Bastantes se levantan automáticamente para realizar una vez más un gesto
rutinario y vacío de vida. Un número importante de personas no se sienten
llamadas a participar y tampoco experimentan por ello insatisfacción alguna.
Y, sin embargo, comulgar puede ser para el cristiano el gesto
más importante y central de toda la semana, si se vive con toda su expresividad
y dinamismo.
La preparación comienza con el canto o recitación del
padrenuestro. No nos preparamos cada uno por nuestra cuenta para comulgar
individualmente. Comulgamos formando todos una familia que, por encima de
tensiones y diferencias, quiere vivir fraternalmente invocando al mismo Padre y
encontrándonos todos en el mismo Cristo.
No se trata de rezar un «padrenuestro» dentro de la misa.

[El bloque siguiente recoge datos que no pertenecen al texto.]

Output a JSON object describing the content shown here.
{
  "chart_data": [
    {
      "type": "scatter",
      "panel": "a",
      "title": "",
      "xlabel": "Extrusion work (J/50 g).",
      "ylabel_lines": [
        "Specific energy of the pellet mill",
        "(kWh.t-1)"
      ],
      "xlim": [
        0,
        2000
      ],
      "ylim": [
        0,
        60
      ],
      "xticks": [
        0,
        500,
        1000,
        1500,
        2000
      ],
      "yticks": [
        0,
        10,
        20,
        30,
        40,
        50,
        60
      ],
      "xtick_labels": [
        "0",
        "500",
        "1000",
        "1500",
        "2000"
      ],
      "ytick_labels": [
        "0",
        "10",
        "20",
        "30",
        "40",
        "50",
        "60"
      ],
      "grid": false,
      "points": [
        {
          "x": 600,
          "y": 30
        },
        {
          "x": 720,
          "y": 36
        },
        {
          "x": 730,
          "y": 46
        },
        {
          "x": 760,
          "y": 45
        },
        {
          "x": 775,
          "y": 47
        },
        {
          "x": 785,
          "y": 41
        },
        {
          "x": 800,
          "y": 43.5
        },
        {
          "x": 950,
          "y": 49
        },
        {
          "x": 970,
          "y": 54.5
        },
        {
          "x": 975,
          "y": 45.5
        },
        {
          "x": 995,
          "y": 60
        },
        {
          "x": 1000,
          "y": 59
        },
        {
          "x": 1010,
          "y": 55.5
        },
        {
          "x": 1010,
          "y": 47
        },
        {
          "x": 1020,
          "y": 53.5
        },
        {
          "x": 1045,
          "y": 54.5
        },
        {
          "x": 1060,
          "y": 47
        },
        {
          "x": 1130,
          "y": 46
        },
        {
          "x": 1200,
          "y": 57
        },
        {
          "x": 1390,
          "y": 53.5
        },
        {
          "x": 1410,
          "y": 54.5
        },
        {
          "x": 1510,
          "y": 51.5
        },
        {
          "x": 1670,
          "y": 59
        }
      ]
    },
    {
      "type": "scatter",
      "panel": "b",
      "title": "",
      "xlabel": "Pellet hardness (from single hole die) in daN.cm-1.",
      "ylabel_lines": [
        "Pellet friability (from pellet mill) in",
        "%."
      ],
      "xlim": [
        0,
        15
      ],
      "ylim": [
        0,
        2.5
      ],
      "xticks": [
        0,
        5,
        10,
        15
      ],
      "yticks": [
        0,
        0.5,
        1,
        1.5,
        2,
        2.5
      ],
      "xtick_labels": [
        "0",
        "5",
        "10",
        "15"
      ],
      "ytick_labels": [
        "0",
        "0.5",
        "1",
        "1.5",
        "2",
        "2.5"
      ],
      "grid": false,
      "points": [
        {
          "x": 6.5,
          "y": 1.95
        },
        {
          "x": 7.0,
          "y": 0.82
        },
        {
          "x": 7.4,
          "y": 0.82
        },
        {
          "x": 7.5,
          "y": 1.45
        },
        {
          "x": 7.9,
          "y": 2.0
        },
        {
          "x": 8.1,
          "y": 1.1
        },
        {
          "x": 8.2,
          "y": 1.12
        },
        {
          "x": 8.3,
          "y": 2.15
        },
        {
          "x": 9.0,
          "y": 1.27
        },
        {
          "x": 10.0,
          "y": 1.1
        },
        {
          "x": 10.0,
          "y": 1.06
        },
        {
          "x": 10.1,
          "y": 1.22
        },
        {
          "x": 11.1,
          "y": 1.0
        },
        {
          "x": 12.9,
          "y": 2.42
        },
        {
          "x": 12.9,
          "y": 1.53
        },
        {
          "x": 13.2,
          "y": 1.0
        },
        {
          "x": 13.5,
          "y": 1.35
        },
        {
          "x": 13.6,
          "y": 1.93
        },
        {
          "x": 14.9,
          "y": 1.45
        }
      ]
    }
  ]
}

Esta oración adquiere una profundidad especial en este momento. El gesto del
sacerdote, con las manos abiertas y alzadas, es una invitación a adoptar una
actitud confiada de invocación. Las peticiones resuenan de manera diferente al
ir a comulgar: «danos el pan» y alimenta nuestra vida en esta comunión; «venga
tu reino» y venga Cristo a esta comunidad; «perdona nuestras ofensas» y
prepáranos para recibir a tu Hijo...
La preparación continúa con el abrazo de paz, gesto sugestivo
y lleno de fuerza, que nos invita a romper los aislamientos, las distancias y
la insolidaridad egoísta. El rito, precedido por una doble oración en que se
pide la paz, no es simplemente un gesto de amistad. Expresa el compromiso de
vivir contagiando «la paz del Señor», curando heridas, eliminando odios,
reavivando el sentido de fraternidad, despertando la solidaridad.
La invocación «Señor, yo no soy digno…», dicha con fe humilde
y con el deseo de vivir de manera más fiel a Jesús, es el último gesto antes de
acercarnos cantando a recibir al Señor. La mano extendida y abierta expresa la
actitud de quien, pobre e indigente, se abre a recibir el pan de la vida.
El silencio agradecido y confiado que nos hace conscientes de
la cercanía de Cristo y de su presencia viva en nosotros, la oración de toda la
comunidad cristiana y la última bendición ponen fin a la comunión. ¿No se
reafirmaría nuestra fe si acertáramos a comulgar con más hondura?